Cybersecurity leadership is often discussed in terms of frameworks, compliance, and technical solutions, but rarely through the perspective of the people navigating the complex, day-to-day realities of defending organizations. CISO Diaries seeks to fill that gap by exploring the routines, habits, and decision-making strategies of today’s leading CISOs. From balancing operational priorities to embedding security culture and responding to emerging threats, this series offers a behind-the-scenes look at how security leaders keep businesses safe while enabling growth and innovation.
About the Interviewee: Kossi DOH
Kossi DOH is the CISO and Lead Red Team at Cyber Defense Africa, where he drives the strategic and operational direction of the organization’s cybersecurity program. With a background in telecommunications engineering and over six years in cyber defense, Kossi brings deep technical expertise in network systems, computer security, and threat management.

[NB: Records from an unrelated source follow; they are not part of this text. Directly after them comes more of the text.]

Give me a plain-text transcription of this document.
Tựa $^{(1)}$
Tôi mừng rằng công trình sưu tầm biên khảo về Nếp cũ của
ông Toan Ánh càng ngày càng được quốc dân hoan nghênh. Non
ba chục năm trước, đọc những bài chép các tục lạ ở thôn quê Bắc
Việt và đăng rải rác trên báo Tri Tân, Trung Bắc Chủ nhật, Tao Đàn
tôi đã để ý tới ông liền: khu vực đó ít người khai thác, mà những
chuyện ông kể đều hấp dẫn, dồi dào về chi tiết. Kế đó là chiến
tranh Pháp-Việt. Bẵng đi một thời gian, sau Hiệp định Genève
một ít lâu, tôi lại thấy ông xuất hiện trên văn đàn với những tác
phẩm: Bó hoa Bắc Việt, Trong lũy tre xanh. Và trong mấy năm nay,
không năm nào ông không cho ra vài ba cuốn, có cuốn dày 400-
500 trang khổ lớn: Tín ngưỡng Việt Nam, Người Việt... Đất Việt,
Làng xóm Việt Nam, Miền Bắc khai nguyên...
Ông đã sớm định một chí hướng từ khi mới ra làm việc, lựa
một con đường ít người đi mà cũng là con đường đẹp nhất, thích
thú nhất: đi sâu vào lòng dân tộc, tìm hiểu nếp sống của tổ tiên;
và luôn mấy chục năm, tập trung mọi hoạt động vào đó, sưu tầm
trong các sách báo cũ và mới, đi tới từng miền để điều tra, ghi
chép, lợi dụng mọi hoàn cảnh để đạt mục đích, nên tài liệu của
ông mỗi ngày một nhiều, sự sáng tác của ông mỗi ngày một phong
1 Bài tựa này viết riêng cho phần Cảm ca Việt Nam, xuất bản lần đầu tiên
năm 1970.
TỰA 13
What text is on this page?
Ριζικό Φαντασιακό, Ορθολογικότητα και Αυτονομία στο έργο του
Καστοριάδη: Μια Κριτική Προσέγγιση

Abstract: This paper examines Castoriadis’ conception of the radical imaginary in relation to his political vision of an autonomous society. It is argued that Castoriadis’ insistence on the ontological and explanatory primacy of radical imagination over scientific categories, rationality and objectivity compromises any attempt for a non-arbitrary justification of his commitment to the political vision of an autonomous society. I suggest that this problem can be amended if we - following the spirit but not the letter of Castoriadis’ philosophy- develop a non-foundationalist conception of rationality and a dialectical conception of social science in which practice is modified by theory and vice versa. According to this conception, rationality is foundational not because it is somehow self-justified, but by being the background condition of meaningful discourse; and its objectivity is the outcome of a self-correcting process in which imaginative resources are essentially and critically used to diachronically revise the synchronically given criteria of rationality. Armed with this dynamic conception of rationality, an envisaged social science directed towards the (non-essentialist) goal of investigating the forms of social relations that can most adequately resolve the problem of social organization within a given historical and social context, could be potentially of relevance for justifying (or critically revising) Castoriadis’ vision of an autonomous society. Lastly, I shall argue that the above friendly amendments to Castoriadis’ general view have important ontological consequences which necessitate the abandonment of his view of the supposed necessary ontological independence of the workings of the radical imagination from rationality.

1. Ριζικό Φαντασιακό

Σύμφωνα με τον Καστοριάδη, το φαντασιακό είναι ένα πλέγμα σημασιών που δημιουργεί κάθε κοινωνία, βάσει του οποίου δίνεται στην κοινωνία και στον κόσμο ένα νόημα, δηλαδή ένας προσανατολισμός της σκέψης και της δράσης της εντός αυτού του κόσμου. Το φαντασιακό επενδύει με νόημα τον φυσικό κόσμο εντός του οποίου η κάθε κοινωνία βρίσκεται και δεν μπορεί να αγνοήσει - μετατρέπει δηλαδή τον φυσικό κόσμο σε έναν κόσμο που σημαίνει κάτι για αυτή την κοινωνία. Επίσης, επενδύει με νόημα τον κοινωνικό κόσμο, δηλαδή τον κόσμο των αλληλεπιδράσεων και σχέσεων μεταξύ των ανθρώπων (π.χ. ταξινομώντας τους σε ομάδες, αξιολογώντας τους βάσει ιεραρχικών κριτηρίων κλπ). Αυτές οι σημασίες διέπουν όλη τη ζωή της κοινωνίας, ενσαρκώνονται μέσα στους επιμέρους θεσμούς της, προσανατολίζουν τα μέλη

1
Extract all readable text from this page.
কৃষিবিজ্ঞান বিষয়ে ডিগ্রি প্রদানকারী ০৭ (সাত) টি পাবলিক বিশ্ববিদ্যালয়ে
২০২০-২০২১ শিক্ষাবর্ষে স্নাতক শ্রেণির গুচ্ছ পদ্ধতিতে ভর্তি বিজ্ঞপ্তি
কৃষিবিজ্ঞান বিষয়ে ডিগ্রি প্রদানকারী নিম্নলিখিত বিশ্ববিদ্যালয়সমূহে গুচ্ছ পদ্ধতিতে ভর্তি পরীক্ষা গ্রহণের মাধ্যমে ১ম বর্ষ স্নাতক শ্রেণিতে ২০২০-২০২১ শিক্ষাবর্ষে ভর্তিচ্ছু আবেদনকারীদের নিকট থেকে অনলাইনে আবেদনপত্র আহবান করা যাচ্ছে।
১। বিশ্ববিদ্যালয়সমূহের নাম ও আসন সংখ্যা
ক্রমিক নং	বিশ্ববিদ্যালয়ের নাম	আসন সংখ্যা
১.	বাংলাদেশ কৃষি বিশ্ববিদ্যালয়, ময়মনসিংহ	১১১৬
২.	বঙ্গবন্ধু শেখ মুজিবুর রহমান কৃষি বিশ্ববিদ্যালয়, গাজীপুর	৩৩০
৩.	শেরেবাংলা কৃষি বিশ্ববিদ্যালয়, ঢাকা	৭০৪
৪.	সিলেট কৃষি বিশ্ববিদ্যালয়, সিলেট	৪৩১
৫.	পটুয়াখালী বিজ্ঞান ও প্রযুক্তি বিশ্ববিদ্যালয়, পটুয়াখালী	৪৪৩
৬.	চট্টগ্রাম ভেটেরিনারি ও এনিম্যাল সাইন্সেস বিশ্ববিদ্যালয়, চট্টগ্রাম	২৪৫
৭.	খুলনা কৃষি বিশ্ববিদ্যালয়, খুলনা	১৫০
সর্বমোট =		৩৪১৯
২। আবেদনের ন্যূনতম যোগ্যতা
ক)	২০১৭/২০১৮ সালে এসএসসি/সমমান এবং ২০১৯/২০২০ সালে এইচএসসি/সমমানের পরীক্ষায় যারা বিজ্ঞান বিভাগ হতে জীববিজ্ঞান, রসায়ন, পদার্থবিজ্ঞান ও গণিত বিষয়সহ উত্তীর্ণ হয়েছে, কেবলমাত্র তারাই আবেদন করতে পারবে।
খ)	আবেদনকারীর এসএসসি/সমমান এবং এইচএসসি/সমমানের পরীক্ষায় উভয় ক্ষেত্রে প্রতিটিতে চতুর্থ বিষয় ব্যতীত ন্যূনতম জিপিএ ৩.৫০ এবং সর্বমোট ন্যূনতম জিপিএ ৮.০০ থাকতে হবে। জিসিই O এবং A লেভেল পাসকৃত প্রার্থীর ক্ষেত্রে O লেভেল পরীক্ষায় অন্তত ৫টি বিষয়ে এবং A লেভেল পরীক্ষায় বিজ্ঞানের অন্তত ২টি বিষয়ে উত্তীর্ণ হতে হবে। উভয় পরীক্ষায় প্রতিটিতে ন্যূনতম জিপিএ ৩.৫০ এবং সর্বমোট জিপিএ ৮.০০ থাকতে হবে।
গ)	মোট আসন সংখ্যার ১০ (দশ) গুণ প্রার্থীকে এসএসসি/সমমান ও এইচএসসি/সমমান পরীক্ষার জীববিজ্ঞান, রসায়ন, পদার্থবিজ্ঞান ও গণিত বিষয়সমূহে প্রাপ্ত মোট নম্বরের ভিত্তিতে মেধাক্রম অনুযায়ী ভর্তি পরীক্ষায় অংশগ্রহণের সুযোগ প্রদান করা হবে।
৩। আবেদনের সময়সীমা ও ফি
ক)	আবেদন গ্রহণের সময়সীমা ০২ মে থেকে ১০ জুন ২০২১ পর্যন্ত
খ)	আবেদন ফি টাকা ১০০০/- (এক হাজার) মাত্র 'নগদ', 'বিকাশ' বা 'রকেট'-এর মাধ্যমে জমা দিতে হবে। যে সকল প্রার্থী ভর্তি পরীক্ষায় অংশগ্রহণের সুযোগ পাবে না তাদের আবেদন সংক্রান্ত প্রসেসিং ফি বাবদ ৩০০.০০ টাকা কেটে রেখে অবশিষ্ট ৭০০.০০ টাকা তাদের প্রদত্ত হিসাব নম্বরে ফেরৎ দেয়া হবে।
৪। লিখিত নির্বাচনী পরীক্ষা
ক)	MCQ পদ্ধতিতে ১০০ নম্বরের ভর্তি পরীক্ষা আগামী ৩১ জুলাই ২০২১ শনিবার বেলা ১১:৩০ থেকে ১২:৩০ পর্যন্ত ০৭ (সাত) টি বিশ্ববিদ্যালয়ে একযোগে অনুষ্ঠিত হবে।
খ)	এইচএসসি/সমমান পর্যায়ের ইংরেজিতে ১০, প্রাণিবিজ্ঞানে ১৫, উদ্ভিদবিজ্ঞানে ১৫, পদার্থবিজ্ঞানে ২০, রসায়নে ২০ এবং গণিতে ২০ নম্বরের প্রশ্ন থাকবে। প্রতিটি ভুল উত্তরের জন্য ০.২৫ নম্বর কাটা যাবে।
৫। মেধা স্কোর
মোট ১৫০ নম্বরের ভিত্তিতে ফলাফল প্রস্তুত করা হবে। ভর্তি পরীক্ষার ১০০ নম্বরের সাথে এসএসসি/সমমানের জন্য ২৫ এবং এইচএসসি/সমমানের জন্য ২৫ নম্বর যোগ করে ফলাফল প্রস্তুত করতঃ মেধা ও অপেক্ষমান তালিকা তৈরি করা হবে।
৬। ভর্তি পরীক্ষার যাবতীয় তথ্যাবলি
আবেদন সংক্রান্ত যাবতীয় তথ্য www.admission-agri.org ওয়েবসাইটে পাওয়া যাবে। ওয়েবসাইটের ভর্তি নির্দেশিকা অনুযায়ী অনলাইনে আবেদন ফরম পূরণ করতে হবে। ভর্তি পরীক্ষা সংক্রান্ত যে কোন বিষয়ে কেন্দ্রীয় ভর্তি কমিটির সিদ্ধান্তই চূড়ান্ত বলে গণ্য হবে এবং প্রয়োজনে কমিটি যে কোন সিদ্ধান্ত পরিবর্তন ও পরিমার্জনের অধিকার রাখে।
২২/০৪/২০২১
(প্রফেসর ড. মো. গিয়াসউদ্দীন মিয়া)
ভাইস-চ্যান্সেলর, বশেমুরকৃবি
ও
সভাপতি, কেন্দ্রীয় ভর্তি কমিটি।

He is known for a business-minded approach that balances protection, compliance, and innovation, embedding security into operations and digital transformation initiatives. Passionate about building awareness and fostering a security-first culture, Kossi mentors his team to anticipate threats, implement practical solutions, and stay ahead in an evolving cyber landscape.
How do you usually explain what you do to someone outside of cybersecurity?
My work consists more often to put all possible solution either human, technical, or managerial, in place to protect our cyberspace, just like someone put in place controls to protect their house and the surrounding area.
What does a “routine” workday look like for you, if such a thing exists?
A routine day is one in which I have to communicate the risk to our information system to management, raise awareness among my colleagues, or revise our policies.
What part of your role takes the most mental energy right now?
Reviewing audit report and make sure all the recommendations are implemented before any compliance audit.
What’s one security habit or routine you personally never skip? (Work or personal.)
Use a unique complex password or multifactor when possible.
What does your own personal security setup look like? (Password manager, MFA, backups, devices, at a high level.)
All of the above. I add training and awareness of staff.
What book, podcast, or resource has influenced how you think about leadership or security? (Doesn’t have to be technical.)
Success through a positive mental attitude by Napoleon Hill.
What’s a lesson you learned the hard way in your career?
Always follow the change request and always make it approved, even when you have done that operation a million times.
What keeps you up at night right now, from a security perspective?
The lack of maturity I perceive from a lot of companies. It seems like they are unaware of the danger of exploitation.
How do you measure whether your security program is actually working?
We check the number of incidents we recorded in the previous month and the level of staff maturity.
What advice would you give to someone stepping into their first CISO role today?
Read, read, and read. A CISO must be a continuous student.
What do you think will matter less in security five to ten years from now?
The use of passwords will matter less in security if quantum computers are used. 2FA will be used more often, and best practices and cyber hygiene will be the norm.
Looking ahead 10 years, what do you believe security teams will spend most of their time on that they don’t today?
Fighting against AI-generated attacks.